We have written multiple blog posts on challenges of the written description and enablement requirement with regard to AI. In our previous post of June 28, 2021, we explored the challenges of broad AI claims running into problems with 35 U.S.C. §112(a). In particular, in the AI realm, recognition of a broad number of objects in a particular field is the ultimate goal of a many AI-based inventions. It should also be noted that functional limitations are often contained in software-related patents such as AI patents.
Further, hawse have written in-depth on describing and enabling AI inventions. In our post of April 30, 2021 we point out that “[t]he trained model is at the center of applied machine learning inventions and presents the greatest challenges to patent disclosure because the inner workings of the model are not fully understood or easily explained.” The ambiguity or the black-box nature of the trained model in an AI invention can sometimes put a lot of weight on what is understood to those skilled in the art.
Consider the following scenario: an object-recognition system for a self-driving car has a patent claim which includes the following hypothetical functional limitation: “…send a signal to the car to take action X in response to detecting a non-vehicle moving object within Y feet of the car.” The specification for this application may explicitly take into account certain non-vehicle objects that may be recognized in video images, such as pedestrians, pedestrians on bicycles, and others. The specification may describe how the object recognition model is trained to recognize such objects. However, since the full scope of the claim covers detection of any non-vehicle moving object, the Amgen decision from the Court could significantly affect whether this type of claim meets the requirements under 35 U.S.C. §112(a).
In other words, (i) will it be enough that the specification discloses to those skilled in the art how to "make and use" the claimed invention so that the AI model can be trained to detect any potential non-vehicle object different than the ones considered by the inventors?
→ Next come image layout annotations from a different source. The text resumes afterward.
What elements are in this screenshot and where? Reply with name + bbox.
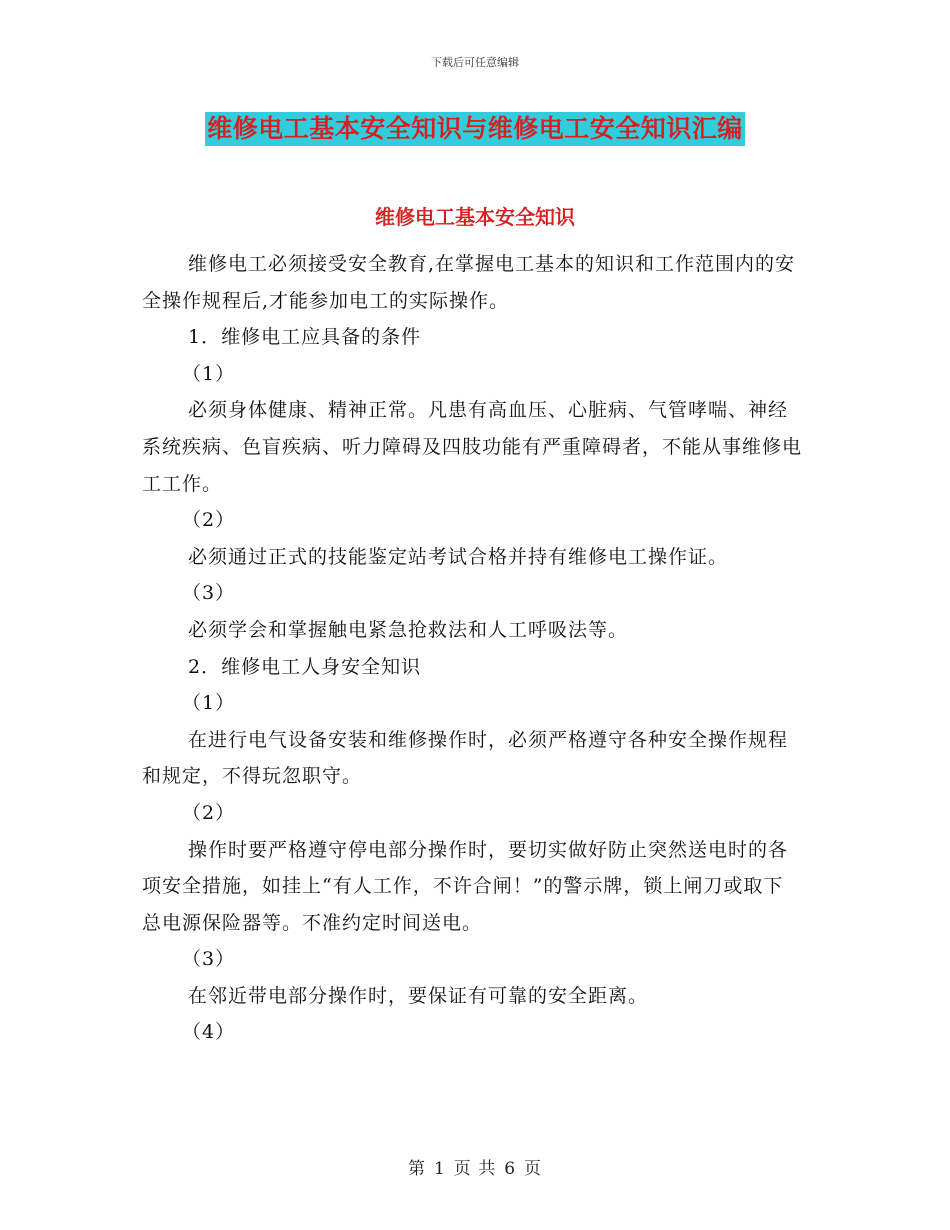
footer-total-pages: 6	[504, 1159, 517, 1179]
header-note: 下载后可任意编辑	[431, 56, 519, 69]
list-marker: （1）	[182, 362, 236, 385]
heading-conditions: 1．维修电工应具备的条件	[188, 326, 422, 349]
list-marker: （3）	[182, 582, 236, 605]
heading-personal-safety: 2．维修电工人身安全知识	[188, 655, 422, 678]
footer-current-page: 1	[433, 1159, 446, 1179]
footer-prefix: 第	[407, 1159, 426, 1179]
paragraph: 必须学会和掌握触电紧急抢救法和人工呼吸法等。	[188, 618, 629, 641]
paragraph: 必须身体健康、精神正常。凡患有高血压、心脏病、气管哮喘、神经系统疾病、色盲疾病、听力障碍及四肢功能有严重障碍者，不能从事维修电工工作。	[142, 399, 803, 495]
list-marker: （3）	[182, 948, 236, 971]
footer-mid: 页 共	[453, 1159, 497, 1179]
paragraph: 在邻近带电部分操作时，要保证有可靠的安全距离。	[188, 984, 649, 1007]
list-marker: （1）	[182, 692, 236, 715]
paragraph: 必须通过正式的技能鉴定站考试合格并持有维修电工操作证。	[188, 545, 729, 568]
list-marker: （2）	[182, 801, 236, 824]
document-title-wrap	[0, 112, 950, 146]
document-body	[142, 246, 802, 1051]
paragraph-intro: 维修电工必须接受安全教育,在掌握电工基本的知识和工作范围内的安全操作规程后,才能参加电工的实际操作。	[142, 253, 796, 312]
document-title: 维修电工基本安全知识与维修电工安全知识汇编	[205, 112, 745, 146]
list-marker: （4）	[182, 1021, 236, 1044]
list-marker: （2）	[182, 509, 236, 532]
page-footer	[0, 1154, 950, 1179]
paragraph: 操作时要严格遵守停电部分操作时，要切实做好防止突然送电时的各项安全措施，如挂上“有人工作，不许合闸！”的警示牌，锁上闸刀或取下总电源保险器等。不准约定时间送电。	[142, 838, 789, 934]
footer-suffix: 页	[524, 1159, 543, 1179]
paragraph: 在进行电气设备安装和维修操作时，必须严格遵守各种安全操作规程和规定，不得玩忽职守。	[142, 728, 789, 788]
section-title: 维修电工基本安全知识	[375, 205, 575, 229]
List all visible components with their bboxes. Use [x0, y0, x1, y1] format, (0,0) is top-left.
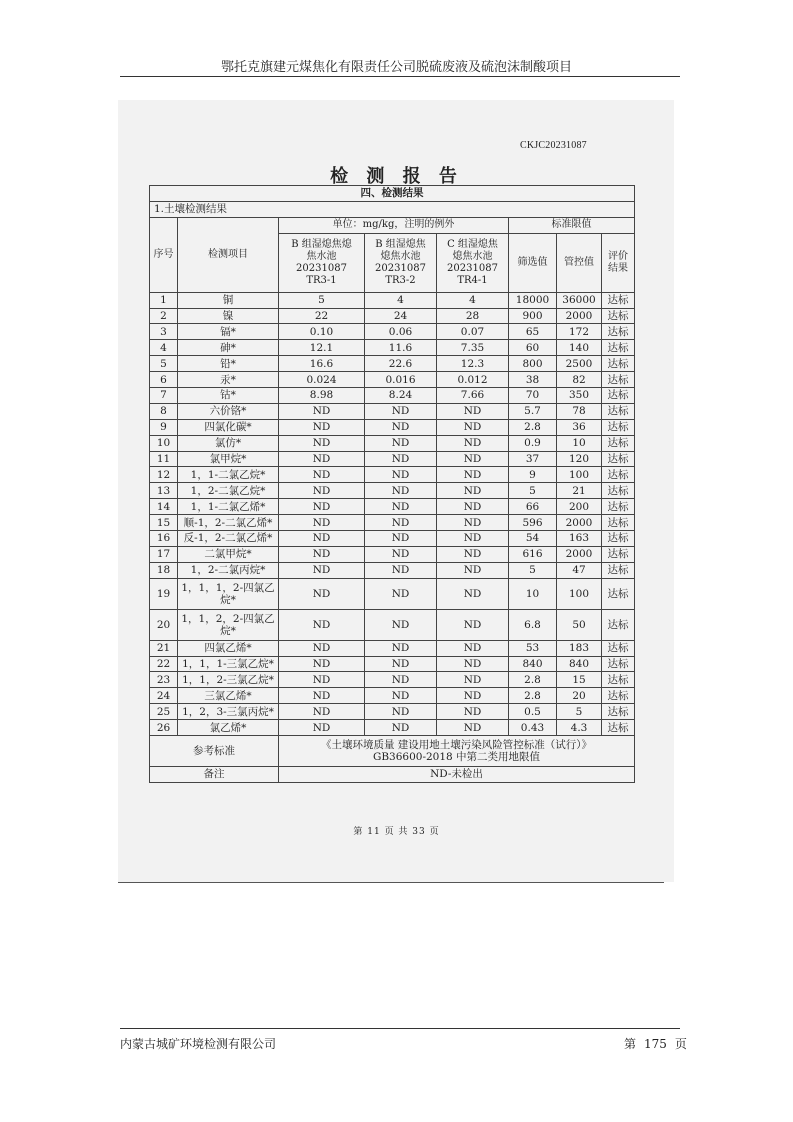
row-sample-c: ND	[437, 451, 509, 467]
col-seq-header: 序号	[150, 217, 178, 292]
text-line: TR3-1	[306, 274, 337, 286]
row-control-value: 200	[557, 499, 602, 515]
row-eval-result: 达标	[602, 308, 635, 324]
row-control-value: 120	[557, 451, 602, 467]
row-item: 1，1，2-三氯乙烷*	[178, 672, 279, 688]
col-item-header: 检测项目	[178, 217, 279, 292]
row-item: 氯仿*	[178, 435, 279, 451]
table-row	[150, 308, 635, 324]
row-eval-result: 达标	[602, 656, 635, 672]
row-eval-result: 达标	[602, 546, 635, 562]
row-eval-result: 达标	[602, 578, 635, 609]
row-sample-b2: ND	[365, 704, 437, 720]
row-sample-b2: ND	[365, 403, 437, 419]
row-sample-b2: ND	[365, 435, 437, 451]
row-control-value: 15	[557, 672, 602, 688]
row-sample-b1: ND	[279, 403, 365, 419]
remark-value: ND-未检出	[279, 767, 635, 783]
row-no: 9	[150, 419, 178, 435]
row-sample-b1: ND	[279, 451, 365, 467]
text-line: B 组湿熄焦熄	[291, 238, 352, 250]
row-sample-b1: 22	[279, 308, 365, 324]
row-sample-b1: ND	[279, 546, 365, 562]
row-screen-value: 6.8	[509, 609, 557, 640]
table-row	[150, 531, 635, 547]
row-control-value: 47	[557, 562, 602, 578]
col-screen-header: 筛选值	[509, 233, 557, 292]
row-eval-result: 达标	[602, 640, 635, 656]
row-screen-value: 65	[509, 324, 557, 340]
row-screen-value: 70	[509, 388, 557, 404]
row-control-value: 183	[557, 640, 602, 656]
row-screen-value: 2.8	[509, 688, 557, 704]
row-eval-result: 达标	[602, 419, 635, 435]
row-sample-b1: ND	[279, 578, 365, 609]
row-sample-c: ND	[437, 562, 509, 578]
unit-note: 单位：mg/kg，注明的例外	[279, 217, 509, 233]
table-row	[150, 435, 635, 451]
row-sample-c: ND	[437, 578, 509, 609]
row-screen-value: 53	[509, 640, 557, 656]
table-row	[150, 578, 635, 609]
text-line: TR3-2	[385, 274, 416, 286]
row-sample-b2: ND	[365, 483, 437, 499]
row-no: 23	[150, 672, 178, 688]
row-sample-c: ND	[437, 546, 509, 562]
row-eval-result: 达标	[602, 515, 635, 531]
row-no: 3	[150, 324, 178, 340]
row-control-value: 2000	[557, 308, 602, 324]
row-item: 二氯甲烷*	[178, 546, 279, 562]
row-screen-value: 840	[509, 656, 557, 672]
section-title: 四、检测结果	[150, 186, 635, 202]
row-screen-value: 2.8	[509, 672, 557, 688]
row-sample-b2: ND	[365, 419, 437, 435]
row-sample-b1: ND	[279, 656, 365, 672]
table-row	[150, 515, 635, 531]
row-item: 铅*	[178, 356, 279, 372]
row-eval-result: 达标	[602, 720, 635, 736]
table-row	[150, 483, 635, 499]
row-screen-value: 800	[509, 356, 557, 372]
row-sample-c: ND	[437, 704, 509, 720]
row-screen-value: 616	[509, 546, 557, 562]
row-control-value: 36000	[557, 292, 602, 308]
row-item: 1，2-二氯丙烷*	[178, 562, 279, 578]
row-item: 钴*	[178, 388, 279, 404]
row-eval-result: 达标	[602, 483, 635, 499]
row-sample-c: 0.07	[437, 324, 509, 340]
row-sample-b2: 8.24	[365, 388, 437, 404]
text-line: 20231087	[296, 262, 347, 274]
row-item: 六价铬*	[178, 403, 279, 419]
row-control-value: 100	[557, 467, 602, 483]
row-no: 16	[150, 531, 178, 547]
row-eval-result: 达标	[602, 562, 635, 578]
row-sample-c: 28	[437, 308, 509, 324]
row-no: 4	[150, 340, 178, 356]
row-sample-b1: ND	[279, 640, 365, 656]
row-sample-b1: ND	[279, 672, 365, 688]
row-item: 氯乙烯*	[178, 720, 279, 736]
row-no: 18	[150, 562, 178, 578]
row-sample-c: 4	[437, 292, 509, 308]
text-line: B 组湿熄焦	[375, 238, 426, 250]
row-no: 8	[150, 403, 178, 419]
text-line: 熄焦水池	[452, 250, 493, 262]
row-item: 1，1，2，2-四氯乙烷*	[178, 609, 279, 640]
row-sample-c: ND	[437, 688, 509, 704]
row-item: 汞*	[178, 372, 279, 388]
row-no: 15	[150, 515, 178, 531]
row-no: 12	[150, 467, 178, 483]
row-eval-result: 达标	[602, 531, 635, 547]
table-row	[150, 672, 635, 688]
text-line: TR4-1	[457, 274, 488, 286]
row-sample-b2: ND	[365, 656, 437, 672]
row-item: 1，1，1-三氯乙烷*	[178, 656, 279, 672]
row-sample-b1: 16.6	[279, 356, 365, 372]
row-no: 26	[150, 720, 178, 736]
row-control-value: 82	[557, 372, 602, 388]
table-row	[150, 609, 635, 640]
text-line: 20231087	[375, 262, 426, 274]
row-sample-c: ND	[437, 640, 509, 656]
text-line: 结果	[608, 262, 628, 274]
row-eval-result: 达标	[602, 688, 635, 704]
text-line: 《土壤环境质量 建设用地土壤污染风险管控标准（试行）》	[320, 739, 593, 752]
row-sample-b2: ND	[365, 609, 437, 640]
footer-page-number	[620, 1035, 691, 1052]
row-eval-result: 达标	[602, 451, 635, 467]
row-screen-value: 9	[509, 467, 557, 483]
row-sample-b1: 0.10	[279, 324, 365, 340]
row-item: 1，2，3-三氯丙烷*	[178, 704, 279, 720]
row-sample-b2: ND	[365, 467, 437, 483]
table-row	[150, 546, 635, 562]
row-item: 反-1，2-二氯乙烯*	[178, 531, 279, 547]
header-divider	[120, 76, 680, 77]
row-item: 铜	[178, 292, 279, 308]
row-sample-c: ND	[437, 656, 509, 672]
footer-page-suffix: 页	[674, 1037, 687, 1051]
row-item: 镉*	[178, 324, 279, 340]
col-sample-b1-header	[279, 233, 365, 292]
row-eval-result: 达标	[602, 467, 635, 483]
row-sample-b2: ND	[365, 451, 437, 467]
row-sample-b2: ND	[365, 688, 437, 704]
row-control-value: 2500	[557, 356, 602, 372]
row-sample-b2: 4	[365, 292, 437, 308]
col-eval-header	[602, 233, 635, 292]
table-row	[150, 562, 635, 578]
row-screen-value: 0.5	[509, 704, 557, 720]
row-screen-value: 5.7	[509, 403, 557, 419]
row-sample-b2: 0.06	[365, 324, 437, 340]
row-eval-result: 达标	[602, 672, 635, 688]
row-control-value: 163	[557, 531, 602, 547]
row-item: 1，1，1，2-四氯乙烷*	[178, 578, 279, 609]
text-line: 焦水池	[306, 250, 337, 262]
row-screen-value: 5	[509, 562, 557, 578]
row-sample-c: 0.012	[437, 372, 509, 388]
row-sample-b1: ND	[279, 720, 365, 736]
row-sample-b1: ND	[279, 688, 365, 704]
row-eval-result: 达标	[602, 704, 635, 720]
page-header-title: 鄂托克旗建元煤焦化有限责任公司脱硫废液及硫泡沫制酸项目	[220, 60, 572, 75]
row-control-value: 140	[557, 340, 602, 356]
row-no: 10	[150, 435, 178, 451]
row-sample-b1: ND	[279, 609, 365, 640]
row-eval-result: 达标	[602, 609, 635, 640]
row-sample-b2: 22.6	[365, 356, 437, 372]
row-sample-b1: ND	[279, 435, 365, 451]
table-row	[150, 499, 635, 515]
row-sample-b2: 11.6	[365, 340, 437, 356]
row-no: 19	[150, 578, 178, 609]
row-control-value: 172	[557, 324, 602, 340]
row-sample-b1: 8.98	[279, 388, 365, 404]
reference-standard	[279, 736, 635, 767]
row-control-value: 50	[557, 609, 602, 640]
table-row	[150, 419, 635, 435]
row-sample-b1: ND	[279, 419, 365, 435]
row-item: 1，1-二氯乙烯*	[178, 499, 279, 515]
row-sample-c: ND	[437, 531, 509, 547]
table-row	[150, 356, 635, 372]
standard-header: 标准限值	[509, 217, 635, 233]
row-item: 1，2-二氯乙烷*	[178, 483, 279, 499]
row-control-value: 2000	[557, 546, 602, 562]
row-eval-result: 达标	[602, 372, 635, 388]
footer-divider	[120, 1028, 680, 1029]
row-sample-b2: ND	[365, 546, 437, 562]
row-sample-c: ND	[437, 467, 509, 483]
row-sample-b1: 5	[279, 292, 365, 308]
inner-page-number: 第 11 页 共 33 页	[353, 827, 440, 837]
row-no: 6	[150, 372, 178, 388]
report-title: 检 测 报 告	[330, 166, 463, 187]
row-control-value: 36	[557, 419, 602, 435]
table-row	[150, 656, 635, 672]
row-screen-value: 0.9	[509, 435, 557, 451]
footer-company: 内蒙古城矿环境检测有限公司	[120, 1037, 277, 1051]
table-row	[150, 292, 635, 308]
text-line: GB36600-2018 中第二类用地限值	[372, 751, 541, 764]
row-eval-result: 达标	[602, 292, 635, 308]
reference-label: 参考标准	[150, 736, 279, 767]
row-eval-result: 达标	[602, 499, 635, 515]
row-sample-b2: ND	[365, 578, 437, 609]
row-sample-b2: ND	[365, 499, 437, 515]
text-line: 20231087	[447, 262, 498, 274]
table-row	[150, 403, 635, 419]
row-sample-b2: ND	[365, 531, 437, 547]
table-row	[150, 688, 635, 704]
row-item: 四氯乙烯*	[178, 640, 279, 656]
scan-bottom-line	[118, 882, 664, 883]
row-sample-b1: ND	[279, 704, 365, 720]
subsection-title: 1.土壤检测结果	[150, 201, 635, 217]
row-control-value: 78	[557, 403, 602, 419]
row-sample-c: 7.66	[437, 388, 509, 404]
row-control-value: 2000	[557, 515, 602, 531]
text-line: 评价	[608, 250, 628, 262]
row-item: 砷*	[178, 340, 279, 356]
table-row	[150, 372, 635, 388]
row-screen-value: 0.43	[509, 720, 557, 736]
row-item: 三氯乙烯*	[178, 688, 279, 704]
row-sample-b1: ND	[279, 499, 365, 515]
row-no: 20	[150, 609, 178, 640]
row-eval-result: 达标	[602, 435, 635, 451]
row-sample-b2: 0.016	[365, 372, 437, 388]
row-eval-result: 达标	[602, 356, 635, 372]
row-sample-c: ND	[437, 483, 509, 499]
row-screen-value: 38	[509, 372, 557, 388]
row-control-value: 4.3	[557, 720, 602, 736]
col-sample-c-header	[437, 233, 509, 292]
row-screen-value: 66	[509, 499, 557, 515]
row-sample-b1: ND	[279, 562, 365, 578]
row-no: 24	[150, 688, 178, 704]
row-control-value: 10	[557, 435, 602, 451]
row-screen-value: 900	[509, 308, 557, 324]
table-row	[150, 467, 635, 483]
row-control-value: 21	[557, 483, 602, 499]
row-sample-b2: ND	[365, 640, 437, 656]
row-no: 1	[150, 292, 178, 308]
col-sample-b2-header	[365, 233, 437, 292]
table-row	[150, 340, 635, 356]
row-screen-value: 2.8	[509, 419, 557, 435]
text-line: C 组湿熄焦	[447, 238, 498, 250]
table-row	[150, 451, 635, 467]
row-sample-c: ND	[437, 419, 509, 435]
row-sample-c: ND	[437, 672, 509, 688]
row-sample-b1: ND	[279, 483, 365, 499]
row-sample-b2: ND	[365, 515, 437, 531]
row-item: 顺-1，2-二氯乙烯*	[178, 515, 279, 531]
row-sample-c: ND	[437, 720, 509, 736]
row-screen-value: 596	[509, 515, 557, 531]
text-line: 熄焦水池	[380, 250, 421, 262]
row-control-value: 5	[557, 704, 602, 720]
soil-results-table	[149, 185, 635, 783]
row-item: 氯甲烷*	[178, 451, 279, 467]
row-no: 5	[150, 356, 178, 372]
row-item: 1，1-二氯乙烷*	[178, 467, 279, 483]
row-eval-result: 达标	[602, 388, 635, 404]
row-sample-c: ND	[437, 609, 509, 640]
row-no: 11	[150, 451, 178, 467]
row-screen-value: 5	[509, 483, 557, 499]
table-row	[150, 704, 635, 720]
row-sample-b1: ND	[279, 531, 365, 547]
row-sample-c: ND	[437, 515, 509, 531]
row-item: 四氯化碳*	[178, 419, 279, 435]
report-code: CKJC20231087	[520, 140, 587, 151]
row-sample-b1: ND	[279, 515, 365, 531]
row-sample-b2: ND	[365, 672, 437, 688]
row-screen-value: 10	[509, 578, 557, 609]
row-eval-result: 达标	[602, 340, 635, 356]
row-no: 14	[150, 499, 178, 515]
row-sample-b2: ND	[365, 562, 437, 578]
table-row	[150, 640, 635, 656]
row-no: 17	[150, 546, 178, 562]
row-no: 13	[150, 483, 178, 499]
row-sample-c: ND	[437, 435, 509, 451]
table-row	[150, 720, 635, 736]
row-sample-b2: ND	[365, 720, 437, 736]
row-screen-value: 37	[509, 451, 557, 467]
row-control-value: 100	[557, 578, 602, 609]
row-no: 7	[150, 388, 178, 404]
row-item: 镍	[178, 308, 279, 324]
table-row	[150, 324, 635, 340]
row-sample-b1: 0.024	[279, 372, 365, 388]
row-sample-b1: ND	[279, 467, 365, 483]
row-sample-c: 12.3	[437, 356, 509, 372]
footer-page-num: 175	[644, 1037, 667, 1051]
row-eval-result: 达标	[602, 403, 635, 419]
table-row	[150, 388, 635, 404]
row-no: 2	[150, 308, 178, 324]
row-sample-c: ND	[437, 499, 509, 515]
row-sample-b2: 24	[365, 308, 437, 324]
row-screen-value: 54	[509, 531, 557, 547]
row-no: 22	[150, 656, 178, 672]
row-screen-value: 18000	[509, 292, 557, 308]
row-sample-c: ND	[437, 403, 509, 419]
remark-label: 备注	[150, 767, 279, 783]
footer-page-label: 第	[624, 1037, 637, 1051]
row-eval-result: 达标	[602, 324, 635, 340]
col-control-header: 管控值	[557, 233, 602, 292]
row-control-value: 350	[557, 388, 602, 404]
row-sample-c: 7.35	[437, 340, 509, 356]
row-no: 25	[150, 704, 178, 720]
row-control-value: 20	[557, 688, 602, 704]
row-control-value: 840	[557, 656, 602, 672]
row-sample-b1: 12.1	[279, 340, 365, 356]
row-no: 21	[150, 640, 178, 656]
row-screen-value: 60	[509, 340, 557, 356]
Or (ii) would the specification have to cumulatively identify and make all or nearly all possible recognition scenarios without substantial "'time and effort”?
While the difference between the impact of these two standards is murky, it is clear that the Court will take a position somewhere along the spectrum that will influence the manner in which AI patent applications will be drafted and that will cause some change in the scrutiny applied to existing AI patents.
For these reasons, patent practitioners in all technological fields, and especially AI inventions, should pay close attention to the ruling (and the language) that comes down from the Court when this case is decided.